Пётр Первый - Книга первая - Глава 4
– Правду говори, пес, пес... (ухватил его за ребра). Жалеете – маленького меня не зарезали? Так, Федька, так?.. Кто хотел резать? Ты? Нет? Кто?.. С гранатами посылали? Кого? Назови... Почему ж не убили, не зарезали?..
В круглое пятнисто-красное лицо царя, в маленький перекошенный рот Федька забормотал оправдания, – жилы надулись у него от натуги...
– ...одни слова истинно помню: "Для чего, мол, царицу с братьями раньше не уходили?.." А того, чтоб ножом, гранатами, – не было, не помню... А про царицу говорил воровски Василий...

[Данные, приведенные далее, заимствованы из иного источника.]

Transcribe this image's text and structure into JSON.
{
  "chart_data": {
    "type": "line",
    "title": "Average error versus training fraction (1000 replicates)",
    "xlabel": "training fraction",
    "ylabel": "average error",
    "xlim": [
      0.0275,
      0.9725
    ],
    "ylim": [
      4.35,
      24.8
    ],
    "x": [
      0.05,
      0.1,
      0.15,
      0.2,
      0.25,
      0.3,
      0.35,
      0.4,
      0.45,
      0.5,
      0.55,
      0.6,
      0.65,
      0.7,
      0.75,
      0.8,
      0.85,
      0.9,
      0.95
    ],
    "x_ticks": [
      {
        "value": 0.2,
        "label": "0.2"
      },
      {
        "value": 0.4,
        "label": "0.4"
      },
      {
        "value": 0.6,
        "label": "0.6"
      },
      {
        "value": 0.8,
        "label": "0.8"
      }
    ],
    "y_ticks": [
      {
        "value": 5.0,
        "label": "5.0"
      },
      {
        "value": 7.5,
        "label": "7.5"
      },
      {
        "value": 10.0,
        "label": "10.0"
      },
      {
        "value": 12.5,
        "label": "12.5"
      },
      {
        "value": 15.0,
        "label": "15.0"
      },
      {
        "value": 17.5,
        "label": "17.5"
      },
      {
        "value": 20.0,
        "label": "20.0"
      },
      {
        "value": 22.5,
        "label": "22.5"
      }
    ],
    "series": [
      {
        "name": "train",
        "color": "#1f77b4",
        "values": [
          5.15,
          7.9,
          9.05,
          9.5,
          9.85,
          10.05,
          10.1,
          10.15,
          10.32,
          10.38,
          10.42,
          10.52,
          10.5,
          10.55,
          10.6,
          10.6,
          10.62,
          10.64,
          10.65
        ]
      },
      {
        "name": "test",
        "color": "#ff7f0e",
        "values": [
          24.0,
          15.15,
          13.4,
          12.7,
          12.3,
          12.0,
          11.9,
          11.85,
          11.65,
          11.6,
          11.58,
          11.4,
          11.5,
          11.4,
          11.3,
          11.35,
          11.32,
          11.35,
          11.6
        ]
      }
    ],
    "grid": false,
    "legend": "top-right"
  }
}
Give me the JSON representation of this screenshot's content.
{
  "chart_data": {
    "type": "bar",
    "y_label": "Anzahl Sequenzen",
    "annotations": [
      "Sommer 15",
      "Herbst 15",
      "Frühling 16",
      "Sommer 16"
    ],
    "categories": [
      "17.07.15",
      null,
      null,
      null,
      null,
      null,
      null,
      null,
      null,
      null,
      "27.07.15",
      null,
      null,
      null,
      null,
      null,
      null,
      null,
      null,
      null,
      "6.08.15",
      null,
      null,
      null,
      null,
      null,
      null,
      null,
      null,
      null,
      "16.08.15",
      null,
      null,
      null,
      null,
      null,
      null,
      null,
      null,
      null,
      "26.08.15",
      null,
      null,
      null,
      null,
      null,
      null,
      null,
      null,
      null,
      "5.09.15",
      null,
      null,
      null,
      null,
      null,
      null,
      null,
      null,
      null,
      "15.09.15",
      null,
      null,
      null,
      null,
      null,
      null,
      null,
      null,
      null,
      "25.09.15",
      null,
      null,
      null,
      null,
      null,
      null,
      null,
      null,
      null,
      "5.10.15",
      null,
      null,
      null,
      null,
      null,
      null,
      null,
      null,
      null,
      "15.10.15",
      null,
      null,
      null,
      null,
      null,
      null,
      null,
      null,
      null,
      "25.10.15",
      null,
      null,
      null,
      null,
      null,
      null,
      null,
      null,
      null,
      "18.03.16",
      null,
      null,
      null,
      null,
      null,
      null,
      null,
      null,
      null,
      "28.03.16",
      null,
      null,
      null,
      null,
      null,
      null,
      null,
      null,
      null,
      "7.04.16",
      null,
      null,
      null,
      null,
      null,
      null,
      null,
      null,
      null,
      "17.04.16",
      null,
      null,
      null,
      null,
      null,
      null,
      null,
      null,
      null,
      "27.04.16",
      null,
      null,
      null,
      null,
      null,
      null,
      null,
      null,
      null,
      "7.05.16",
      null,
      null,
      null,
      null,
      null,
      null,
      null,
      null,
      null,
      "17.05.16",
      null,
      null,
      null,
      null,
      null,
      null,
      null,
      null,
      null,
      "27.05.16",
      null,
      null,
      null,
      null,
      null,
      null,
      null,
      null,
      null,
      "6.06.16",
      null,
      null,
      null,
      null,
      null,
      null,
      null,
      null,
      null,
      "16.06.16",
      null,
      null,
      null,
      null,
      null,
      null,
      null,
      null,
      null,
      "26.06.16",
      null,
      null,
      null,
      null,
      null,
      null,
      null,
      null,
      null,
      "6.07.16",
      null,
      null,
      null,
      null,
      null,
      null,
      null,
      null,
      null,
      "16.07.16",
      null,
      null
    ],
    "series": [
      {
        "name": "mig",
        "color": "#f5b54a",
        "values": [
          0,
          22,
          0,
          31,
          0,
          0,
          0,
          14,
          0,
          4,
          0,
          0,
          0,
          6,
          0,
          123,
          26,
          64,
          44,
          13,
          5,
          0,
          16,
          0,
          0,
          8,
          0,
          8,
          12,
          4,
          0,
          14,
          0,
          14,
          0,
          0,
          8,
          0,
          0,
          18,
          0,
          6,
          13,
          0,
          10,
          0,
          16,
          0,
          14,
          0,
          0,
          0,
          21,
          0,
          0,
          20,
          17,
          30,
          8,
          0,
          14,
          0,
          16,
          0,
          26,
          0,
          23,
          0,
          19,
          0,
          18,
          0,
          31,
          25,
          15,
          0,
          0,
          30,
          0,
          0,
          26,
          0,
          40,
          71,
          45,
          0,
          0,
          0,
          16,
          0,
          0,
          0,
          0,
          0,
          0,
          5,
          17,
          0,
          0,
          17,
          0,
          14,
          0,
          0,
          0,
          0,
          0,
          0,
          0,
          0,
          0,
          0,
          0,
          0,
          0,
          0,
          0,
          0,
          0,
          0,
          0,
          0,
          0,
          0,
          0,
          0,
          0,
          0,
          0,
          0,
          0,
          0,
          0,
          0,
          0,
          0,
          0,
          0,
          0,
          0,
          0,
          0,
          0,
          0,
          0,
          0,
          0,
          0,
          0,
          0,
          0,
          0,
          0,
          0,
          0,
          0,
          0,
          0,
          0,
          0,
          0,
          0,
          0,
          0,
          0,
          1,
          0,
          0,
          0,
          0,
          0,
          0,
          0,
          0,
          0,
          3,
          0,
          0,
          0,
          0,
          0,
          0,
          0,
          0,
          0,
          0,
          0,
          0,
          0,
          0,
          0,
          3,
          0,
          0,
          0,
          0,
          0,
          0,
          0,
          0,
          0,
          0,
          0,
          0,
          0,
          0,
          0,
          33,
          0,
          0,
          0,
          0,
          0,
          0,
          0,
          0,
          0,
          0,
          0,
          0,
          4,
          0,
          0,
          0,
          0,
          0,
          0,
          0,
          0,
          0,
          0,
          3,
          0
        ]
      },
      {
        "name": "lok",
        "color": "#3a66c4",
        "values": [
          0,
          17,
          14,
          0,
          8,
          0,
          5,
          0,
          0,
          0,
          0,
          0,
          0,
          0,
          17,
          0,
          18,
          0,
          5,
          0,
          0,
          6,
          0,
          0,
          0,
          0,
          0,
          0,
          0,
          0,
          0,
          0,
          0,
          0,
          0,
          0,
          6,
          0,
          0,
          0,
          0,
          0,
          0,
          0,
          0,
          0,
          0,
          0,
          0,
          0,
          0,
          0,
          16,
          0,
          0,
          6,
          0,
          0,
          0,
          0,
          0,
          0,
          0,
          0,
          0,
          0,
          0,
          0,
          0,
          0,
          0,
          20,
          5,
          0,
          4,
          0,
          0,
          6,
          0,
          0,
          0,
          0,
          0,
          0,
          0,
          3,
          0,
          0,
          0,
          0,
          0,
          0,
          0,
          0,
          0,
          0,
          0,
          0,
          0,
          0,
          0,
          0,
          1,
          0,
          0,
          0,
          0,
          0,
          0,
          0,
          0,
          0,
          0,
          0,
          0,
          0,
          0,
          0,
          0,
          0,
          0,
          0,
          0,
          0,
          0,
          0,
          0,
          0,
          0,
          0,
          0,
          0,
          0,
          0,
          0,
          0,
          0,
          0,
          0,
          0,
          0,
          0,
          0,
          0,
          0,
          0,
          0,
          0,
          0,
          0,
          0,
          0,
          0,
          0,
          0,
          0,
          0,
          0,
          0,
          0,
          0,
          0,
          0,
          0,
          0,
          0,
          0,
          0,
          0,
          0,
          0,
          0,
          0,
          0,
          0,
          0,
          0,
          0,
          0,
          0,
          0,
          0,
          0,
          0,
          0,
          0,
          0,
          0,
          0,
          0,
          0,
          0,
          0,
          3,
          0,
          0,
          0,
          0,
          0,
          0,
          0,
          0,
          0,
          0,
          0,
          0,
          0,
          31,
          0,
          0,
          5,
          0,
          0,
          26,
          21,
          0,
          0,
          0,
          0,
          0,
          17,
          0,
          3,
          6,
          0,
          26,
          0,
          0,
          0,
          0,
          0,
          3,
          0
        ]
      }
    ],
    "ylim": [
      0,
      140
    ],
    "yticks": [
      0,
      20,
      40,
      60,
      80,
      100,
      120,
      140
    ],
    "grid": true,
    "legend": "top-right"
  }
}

Едва он помянул про Василия Васильевича, со скамьи сорвался Борис Алексеевич, бешено закричал палачу:
– Бей!
Емельян, берегясь не задеть бы царя, полоснул с оттяжкой четырехгранным концом кнута Федьку между лопаток, – разорвал до мяса... Шакловитый завыл, выставляя кадык... На десятом ударе голова его вяло мотнулась, упала на грудь.
– Сними, – сказал Борис Алексеевич и вытер губы шелковым платочком, – отнеси наверх бережно, оботри водкой, смотри, как за малым дитем... Чтобы завтра он говорил...
...Когда бояре вышли из подполья на воловий двор, Тихон Никитьевич Стрешнев спросил Льва Кирилловича на ухо:
– Видел, Лев Кириллович, как князь-та, Борис-та?
– Не-ет... А что?
– Со скамьи-та сорвался... Федьке рот-та заткнуть...
– Зачем?
– Федька-то лишнее сказал, кровь-то одна у них – у Бориса-та, у Василия-та... Кровь-то им дороже, знать, государева дела...
Лев Кириллович остановился как раз на навозной куче, удивился выше меры, взмахнул руками, ударил себя по ляжкам.
– Ах, ах... А мы Борису верим...
– Верь, да оглядывайся...
– Ах, ах...
22
В курной избе топилась печь, дым стоял такой, что человека было видно лишь по пояс, а на полатях вовсе не видно. Скудно мерцал огонек лучины, шипели угольки, падая в корытце с водой. Бегали сопливые ребятишки с голым пупастым пузом, грязной задницей, то и дело шлепались, ревели. Брюхатая баба, подпоясанная лыковой веревкой, вытаскивала их за руку в дверь. "Пропасти на вас нет, съели меня, оглашенные!"
Василий Васильевич и Алексей сидели в избе со вчерашнего дня, – в монастырские ворота их не пустили: "Великий-де государь велел вам быть на посаде, до случая..." Ждали своего часа. Еда, питье не шло в горло. Царь не захотел выслушать оправданий. Всего ждал Василий Васильевич, по дороге готовился к худшему, – но не курной избы.
Днем заходил полковник Гордон, веселый, честный, – сочувствовал, цыкал языком и, как равного, потрепал Василия Васильевича по коленке... "Нишего, – сказал, – не будь задумшиф, князь Фасилий Фасильевич, перемелется – мука будет". Ушел, вольный счастливец, звякая большими шпорами.
Некого послать проведать в лавру. Посадские и шапок не ломали перед царевниным бывшим любовником. Стыдно было выйти на улицу. От вони, от ребячьего писку кружилось в голове, дым ел глаза. И не раз почему-то на память приходил проклятый колдун, в ушах завяз его крик (из окошка сквозь огонь): "Отчини двеееерь, пропадешь, пропадешь..."
Поздно вечером ввалился в избу урядник со стражей, закашлялся от дыма и – беременной бабе:
– Стоит у вас на дворе Васька Голицын?
Баба ткнула рваным локтем:
– Вот сидит...
– Велено тебе быть ко дворцу, собирайся, князь.
Пешком, как страдники, окруженные стражей, пошли Василий Васильевич и Алексей через монастырские ворота. Стрельцы узнали, повскакали, засмеялись, – кто шапку надвинул на нос, кто за бородку схватился, кто растопырился похабно.